The Story Economy Blog

Do You Want Fries With That?

 
Our air-conditioning is broken. As I write this (literally), I’m peeking out my office window, waiting for the guy to come and fix it. I trust that after we pay him $1,200, we will have new coils. Which means we will have air-conditioning. I’d love to tell you I’m some sort of granola wondergirl, but I’m so not. I’m a baby and I couldn’t make it through the summer in Cincinnati without air-conditioning. So I’m pretty much going to pay him whatever to make it stop being hot in the house.

This is a straightforward service transaction. This for that.

Straightforward service transactions mean that I get new coils and can stop whimpering about being hot. If the service industry wasn’t around, offering their transactions 24/7, my life would suck.

But a transaction is just one part of how we communicate and do business. Too many companies are mistaking transaction for interaction in their communications. They’re asking: Do you want fries with that? Instead of asking: How can I get to really know you?

The result is a big disconnect that seems to befuddle everyone.

 Skipping the Middle


I was interviewing a guy the other day about something totally unrelated to writing, but we wound up talking about writing. “I’m tired of everything I read feeling like a transaction,” he said. I knew immediately what he meant. It’s not so much that somebody always wants something, it’s that it all just feels like a shortcut to the end. It’s writing that skips the middle.

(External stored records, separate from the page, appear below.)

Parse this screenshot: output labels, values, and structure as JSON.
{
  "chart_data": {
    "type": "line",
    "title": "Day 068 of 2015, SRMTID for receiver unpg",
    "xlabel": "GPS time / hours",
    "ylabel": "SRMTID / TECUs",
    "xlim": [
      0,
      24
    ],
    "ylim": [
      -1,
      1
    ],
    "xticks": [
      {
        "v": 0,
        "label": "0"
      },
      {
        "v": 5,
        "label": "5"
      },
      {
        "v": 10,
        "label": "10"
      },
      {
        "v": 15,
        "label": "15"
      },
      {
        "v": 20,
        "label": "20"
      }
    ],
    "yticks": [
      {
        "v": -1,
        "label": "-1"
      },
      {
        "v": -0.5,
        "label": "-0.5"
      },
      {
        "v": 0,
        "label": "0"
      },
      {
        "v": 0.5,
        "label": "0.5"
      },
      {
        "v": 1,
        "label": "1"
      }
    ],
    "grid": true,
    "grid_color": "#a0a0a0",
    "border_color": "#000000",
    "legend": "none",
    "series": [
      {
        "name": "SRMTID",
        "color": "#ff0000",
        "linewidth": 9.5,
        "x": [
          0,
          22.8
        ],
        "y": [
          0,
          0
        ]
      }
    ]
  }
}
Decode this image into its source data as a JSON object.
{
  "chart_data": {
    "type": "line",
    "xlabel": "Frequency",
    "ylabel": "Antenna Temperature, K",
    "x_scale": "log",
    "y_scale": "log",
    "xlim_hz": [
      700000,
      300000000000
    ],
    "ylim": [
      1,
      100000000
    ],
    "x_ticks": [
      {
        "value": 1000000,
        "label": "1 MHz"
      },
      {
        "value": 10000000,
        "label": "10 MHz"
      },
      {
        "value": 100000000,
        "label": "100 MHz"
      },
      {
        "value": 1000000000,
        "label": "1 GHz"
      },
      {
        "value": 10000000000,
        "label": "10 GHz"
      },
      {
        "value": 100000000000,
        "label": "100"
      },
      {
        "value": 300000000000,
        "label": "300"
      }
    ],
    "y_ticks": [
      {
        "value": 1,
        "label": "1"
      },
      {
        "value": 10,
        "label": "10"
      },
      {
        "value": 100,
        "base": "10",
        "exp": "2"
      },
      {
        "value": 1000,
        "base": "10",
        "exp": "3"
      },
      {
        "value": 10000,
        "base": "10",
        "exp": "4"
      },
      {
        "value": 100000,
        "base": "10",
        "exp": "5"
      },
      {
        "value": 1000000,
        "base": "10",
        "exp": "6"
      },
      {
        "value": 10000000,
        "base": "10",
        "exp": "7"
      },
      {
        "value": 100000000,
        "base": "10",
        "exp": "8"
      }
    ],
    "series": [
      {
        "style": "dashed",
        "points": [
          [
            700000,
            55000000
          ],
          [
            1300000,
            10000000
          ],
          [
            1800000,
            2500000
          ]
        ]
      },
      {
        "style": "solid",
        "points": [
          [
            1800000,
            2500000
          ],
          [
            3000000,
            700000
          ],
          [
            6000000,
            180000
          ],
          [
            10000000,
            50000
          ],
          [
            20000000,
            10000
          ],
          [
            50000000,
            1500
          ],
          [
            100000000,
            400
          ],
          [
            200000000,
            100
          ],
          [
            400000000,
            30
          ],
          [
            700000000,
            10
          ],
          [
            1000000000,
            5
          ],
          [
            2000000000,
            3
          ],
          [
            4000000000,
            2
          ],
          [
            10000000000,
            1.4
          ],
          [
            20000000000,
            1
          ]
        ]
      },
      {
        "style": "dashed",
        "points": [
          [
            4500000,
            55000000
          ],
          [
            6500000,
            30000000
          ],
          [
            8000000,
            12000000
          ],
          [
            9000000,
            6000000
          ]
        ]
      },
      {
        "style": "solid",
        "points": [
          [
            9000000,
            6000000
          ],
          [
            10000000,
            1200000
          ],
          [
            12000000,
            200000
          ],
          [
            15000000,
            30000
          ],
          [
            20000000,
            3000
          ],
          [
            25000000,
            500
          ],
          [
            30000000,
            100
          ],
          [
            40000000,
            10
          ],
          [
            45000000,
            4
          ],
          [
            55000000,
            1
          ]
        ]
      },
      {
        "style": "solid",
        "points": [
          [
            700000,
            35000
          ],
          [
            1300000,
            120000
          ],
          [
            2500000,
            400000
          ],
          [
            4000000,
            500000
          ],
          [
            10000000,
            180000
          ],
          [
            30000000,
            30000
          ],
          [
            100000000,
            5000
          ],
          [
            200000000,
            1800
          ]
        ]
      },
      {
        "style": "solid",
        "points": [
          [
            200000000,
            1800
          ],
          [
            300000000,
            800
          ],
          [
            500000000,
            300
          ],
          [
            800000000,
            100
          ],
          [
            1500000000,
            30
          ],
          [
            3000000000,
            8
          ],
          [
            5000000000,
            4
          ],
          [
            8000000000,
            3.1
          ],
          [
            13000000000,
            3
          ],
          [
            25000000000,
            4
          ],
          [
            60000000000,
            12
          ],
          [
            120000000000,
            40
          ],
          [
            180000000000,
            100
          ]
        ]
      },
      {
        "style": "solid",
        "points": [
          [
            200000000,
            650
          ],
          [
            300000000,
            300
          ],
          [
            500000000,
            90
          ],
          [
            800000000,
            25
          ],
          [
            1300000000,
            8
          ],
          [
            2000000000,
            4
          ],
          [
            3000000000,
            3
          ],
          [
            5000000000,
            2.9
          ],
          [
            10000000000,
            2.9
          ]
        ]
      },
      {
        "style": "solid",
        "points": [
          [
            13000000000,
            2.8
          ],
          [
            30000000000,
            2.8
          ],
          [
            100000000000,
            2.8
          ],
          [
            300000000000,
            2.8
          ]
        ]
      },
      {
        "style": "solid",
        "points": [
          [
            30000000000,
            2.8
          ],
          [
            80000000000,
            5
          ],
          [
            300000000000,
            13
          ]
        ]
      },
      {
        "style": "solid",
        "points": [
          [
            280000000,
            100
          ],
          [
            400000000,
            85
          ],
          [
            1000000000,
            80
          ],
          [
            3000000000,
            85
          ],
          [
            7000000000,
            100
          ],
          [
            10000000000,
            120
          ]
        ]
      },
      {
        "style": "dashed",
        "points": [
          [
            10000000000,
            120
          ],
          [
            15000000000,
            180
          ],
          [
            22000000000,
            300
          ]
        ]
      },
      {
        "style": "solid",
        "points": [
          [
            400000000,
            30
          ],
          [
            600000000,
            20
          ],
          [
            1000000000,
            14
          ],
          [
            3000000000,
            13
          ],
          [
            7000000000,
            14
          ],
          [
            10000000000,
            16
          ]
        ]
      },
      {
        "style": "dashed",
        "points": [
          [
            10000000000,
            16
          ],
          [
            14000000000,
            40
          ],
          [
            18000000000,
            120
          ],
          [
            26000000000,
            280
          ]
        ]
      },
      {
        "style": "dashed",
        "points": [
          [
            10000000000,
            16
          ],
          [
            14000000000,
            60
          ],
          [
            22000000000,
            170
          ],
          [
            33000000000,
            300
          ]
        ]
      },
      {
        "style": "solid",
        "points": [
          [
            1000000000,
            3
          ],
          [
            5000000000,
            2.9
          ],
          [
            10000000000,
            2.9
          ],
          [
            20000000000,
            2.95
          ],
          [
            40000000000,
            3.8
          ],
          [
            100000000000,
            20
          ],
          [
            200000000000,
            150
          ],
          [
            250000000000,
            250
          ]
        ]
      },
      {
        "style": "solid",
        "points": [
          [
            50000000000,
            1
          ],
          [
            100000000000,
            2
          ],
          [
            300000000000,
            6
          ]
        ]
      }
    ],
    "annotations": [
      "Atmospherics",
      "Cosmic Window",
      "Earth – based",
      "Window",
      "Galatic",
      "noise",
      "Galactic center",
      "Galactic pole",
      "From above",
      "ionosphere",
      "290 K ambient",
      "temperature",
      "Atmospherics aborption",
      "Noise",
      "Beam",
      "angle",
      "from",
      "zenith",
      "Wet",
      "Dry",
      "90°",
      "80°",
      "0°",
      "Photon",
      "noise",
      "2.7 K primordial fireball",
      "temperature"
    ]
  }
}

Because of the nature of our attention spans and our need to communicate faster and more directly, a lot of our mediums today promote more transactional writing. So, a text usually feels more like a transaction than a conversation, whether it’s with your spouse (Will you pick up kids? I will bring dinner home) , your friend (meet me at Starbucks in 10 min) or your vendor (concept approved, final version due by Friday). Transactional writing pings you, confirms something with you, asks you to look at something, or instructs you on what you need to do to complete the transaction.

Transactional writing moves across, beyond, or through (what the prefix trans- actually means). It doesn’t dive deep. In other words, it doesn’t interact.

We don’t always have to interact. Pinging, confirming, instructing: these are all things that we need to do in our lives and our businesses (although I personally try to make my text messages clever whenever possible).

But the problem is when we confuse the two situations. Transacting—or moving across and shortcutting to the end . . . when we really need to be interacting—or moving between and among (the very definition of the prefix inter-).

I know it’s true in person-to-person situations (like, you know, marriages), and I see that it’s becoming a pretty huge challenge in business communication as the economy of storytelling takes root: it’s too much movement across, and not nearly enough down. Like a lopsided crossword puzzle.

Big businesses that used to be almost all transactional in their communications are trying to reinvent themselves vertically so they can solve the crossword puzzle. So, for example, Fifth Third Bank is now “The Curious Bank.” They’re trying to move away from “here’s what you should look at and here’s what you get,” to “we wonder why things are the way they are too: let’s figure it out together.”

There are so many ways to create interactions with social media—and probably even texting. I’m really no expert on that. But what I do know very, very well is that you need copy that moves down, between, and among—not just across.

Instead of always informing, instructing, pinging, or asking for something, you need to inhabit the in-between spaces. Because those are the golden spaces where relationships form.